Chest Tube Placement
Superficial Anatomy and Topographic Landmarks
1. Identification of superficial landmarks
2. Relationship of the ribs and neurovascular bundle
3. Recognition of the boundaries of the chest and pleural space
4. Differences between right and left chest
5. Cross-sectional anatomy to visualize layers of the chest wall
The first important concept of placing a chest tube or accessing the pleural space involves the ability to identify superficial anatomic landmarks (Fig. 43-1, A). The key landmarks for accessing the pleural space are identification of the clavicular head; midclavicular line; the anterior, middle, and posterior axillary lines; and intercostal spaces with corresponding ribs. The ability to count ribs accurately will facilitate the placement of chest tubes. In a female patient the nipple should not be used as a landmark. Instead, the inframammary fold should be used to identify the 5th rib at the anterior axillary line. In a male patient the lower border of the pectoralis major muscle is a good approximation for the site of tube insertion.
The second key concept when accessing the pleural space is to recognize that the intercostal neurovascular bundles lie just below the inferior portion of the ribs (Fig. 43-1, B).
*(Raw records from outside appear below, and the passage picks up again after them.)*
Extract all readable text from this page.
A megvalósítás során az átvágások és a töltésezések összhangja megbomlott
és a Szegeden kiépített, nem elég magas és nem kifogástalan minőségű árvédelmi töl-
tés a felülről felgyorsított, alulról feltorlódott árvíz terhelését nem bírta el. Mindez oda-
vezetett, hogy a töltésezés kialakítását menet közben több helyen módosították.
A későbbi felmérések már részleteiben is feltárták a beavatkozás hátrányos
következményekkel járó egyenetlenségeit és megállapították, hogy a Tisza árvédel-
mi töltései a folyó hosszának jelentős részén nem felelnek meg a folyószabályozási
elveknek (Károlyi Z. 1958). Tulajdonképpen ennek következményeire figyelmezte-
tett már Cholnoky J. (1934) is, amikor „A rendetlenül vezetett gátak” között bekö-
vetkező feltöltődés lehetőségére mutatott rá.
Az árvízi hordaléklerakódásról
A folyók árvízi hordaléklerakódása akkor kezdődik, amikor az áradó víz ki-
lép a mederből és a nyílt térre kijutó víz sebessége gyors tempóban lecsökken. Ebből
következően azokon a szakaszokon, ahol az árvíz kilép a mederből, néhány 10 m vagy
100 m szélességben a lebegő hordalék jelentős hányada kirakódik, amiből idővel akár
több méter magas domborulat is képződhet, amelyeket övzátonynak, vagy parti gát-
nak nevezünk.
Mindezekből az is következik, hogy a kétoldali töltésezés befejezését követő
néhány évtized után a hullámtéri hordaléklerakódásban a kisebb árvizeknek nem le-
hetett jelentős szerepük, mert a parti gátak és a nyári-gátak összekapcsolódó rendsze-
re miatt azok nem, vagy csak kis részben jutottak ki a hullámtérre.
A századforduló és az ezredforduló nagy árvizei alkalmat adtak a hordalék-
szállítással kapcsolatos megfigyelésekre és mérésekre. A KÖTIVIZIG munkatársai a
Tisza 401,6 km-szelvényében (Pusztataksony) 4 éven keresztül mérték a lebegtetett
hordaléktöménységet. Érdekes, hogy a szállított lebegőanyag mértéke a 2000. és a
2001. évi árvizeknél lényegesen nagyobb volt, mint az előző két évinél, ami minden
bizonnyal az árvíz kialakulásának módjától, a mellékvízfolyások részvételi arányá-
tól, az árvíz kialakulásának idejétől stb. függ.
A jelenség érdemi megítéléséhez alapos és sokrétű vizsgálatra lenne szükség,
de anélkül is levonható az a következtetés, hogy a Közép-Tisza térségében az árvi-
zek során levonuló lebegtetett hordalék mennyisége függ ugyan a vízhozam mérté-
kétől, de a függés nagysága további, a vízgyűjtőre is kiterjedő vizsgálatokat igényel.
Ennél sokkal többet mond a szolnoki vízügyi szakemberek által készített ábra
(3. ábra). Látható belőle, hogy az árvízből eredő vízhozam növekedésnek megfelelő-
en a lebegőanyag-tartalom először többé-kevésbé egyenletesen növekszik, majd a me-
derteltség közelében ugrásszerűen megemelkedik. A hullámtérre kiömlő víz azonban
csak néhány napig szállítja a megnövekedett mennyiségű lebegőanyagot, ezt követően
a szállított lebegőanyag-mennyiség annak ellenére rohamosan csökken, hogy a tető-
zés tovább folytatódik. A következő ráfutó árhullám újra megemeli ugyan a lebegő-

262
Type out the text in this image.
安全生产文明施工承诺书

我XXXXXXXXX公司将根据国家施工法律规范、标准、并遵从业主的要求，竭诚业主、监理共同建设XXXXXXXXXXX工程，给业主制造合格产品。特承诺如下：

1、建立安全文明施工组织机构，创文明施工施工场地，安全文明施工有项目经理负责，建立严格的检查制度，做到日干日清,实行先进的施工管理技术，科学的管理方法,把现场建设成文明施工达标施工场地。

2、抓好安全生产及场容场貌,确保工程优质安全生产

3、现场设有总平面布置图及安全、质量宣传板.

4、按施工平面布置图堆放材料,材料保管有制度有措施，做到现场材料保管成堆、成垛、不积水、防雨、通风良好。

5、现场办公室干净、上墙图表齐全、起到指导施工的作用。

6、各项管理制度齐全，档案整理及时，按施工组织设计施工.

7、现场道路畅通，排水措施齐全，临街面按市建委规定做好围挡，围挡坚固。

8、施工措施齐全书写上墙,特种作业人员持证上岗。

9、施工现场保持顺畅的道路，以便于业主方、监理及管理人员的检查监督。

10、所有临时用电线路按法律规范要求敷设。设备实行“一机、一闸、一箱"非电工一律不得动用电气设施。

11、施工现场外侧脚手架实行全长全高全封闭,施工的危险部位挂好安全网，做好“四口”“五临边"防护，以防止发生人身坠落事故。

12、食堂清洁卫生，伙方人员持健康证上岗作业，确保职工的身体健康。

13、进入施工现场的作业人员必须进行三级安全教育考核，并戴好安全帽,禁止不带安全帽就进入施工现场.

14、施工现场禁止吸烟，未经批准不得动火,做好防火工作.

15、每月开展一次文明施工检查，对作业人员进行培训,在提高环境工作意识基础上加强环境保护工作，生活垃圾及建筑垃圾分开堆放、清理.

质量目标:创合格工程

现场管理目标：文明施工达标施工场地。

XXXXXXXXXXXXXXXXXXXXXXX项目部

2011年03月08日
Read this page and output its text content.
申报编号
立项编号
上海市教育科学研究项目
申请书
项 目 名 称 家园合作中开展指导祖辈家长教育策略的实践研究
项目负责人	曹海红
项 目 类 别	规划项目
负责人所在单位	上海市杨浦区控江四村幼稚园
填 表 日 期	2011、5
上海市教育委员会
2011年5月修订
Thus it is important to place the chest tube over the most superior portion of the rib to avoid injuring the intercostal neurovascular bundle.
The third anatomic principle is to recognize the boundaries of the chest and pleural space. Failure to recognize these boundaries can result in misadventures in chest tube placement such as placing a tube into or below the diaphragm, which can cause bleeding or injury to intraabdominal or major vascular structures (Fig. 43-2, A).
The fourth critical anatomic concept is to understand the difference between the left and right chest (Fig. 43-2, B). The key differences between the left and right chest must be appreciated when accessing the pleural space. The right lung has three lobes and the left has two lobes. The location of the horizontal fissure on the right and oblique fissure on the left is at approximately the 4th rib at the anterior axillary line. Staying below this rib can help avoid placement of the tube within a fissure.
The fifth and final important anatomic detail is to understand the cross-sectional anatomy of the chest wall and the layers that must be traversed to access the chest. These layers include the skin, subcutaneous tissue, intercostal muscles, and parietal pleura (Fig. 43-2, C).
Specific Indications and Conditions
After the incision is made, tunnel through the intercostal muscles and the parietal pleura, and enter the pleural space. The classic description is to use a medium or large Kelly clamp with combined pushing and spreading, but in an urgent situation, this procedure should be done quickly with one or two passes. Once the chest cavity is entered, be sure to spread enough to allow a finger to be placed into the chest. The chest tube can be inserted through this tunnel with the assistance of the large Kelly clamp. Either close the Kelly clamp over the tube, or place the clamp tip through one of the side holes and slide it out the end of the tube (Fig. 43-3). The Kelly clamp can assist in directing the tube posteriorly to evacuate fluid or anteriorly to evacuate a pneumothorax. All the holes in the chest tube must be within the pleural space for the tube to work properly.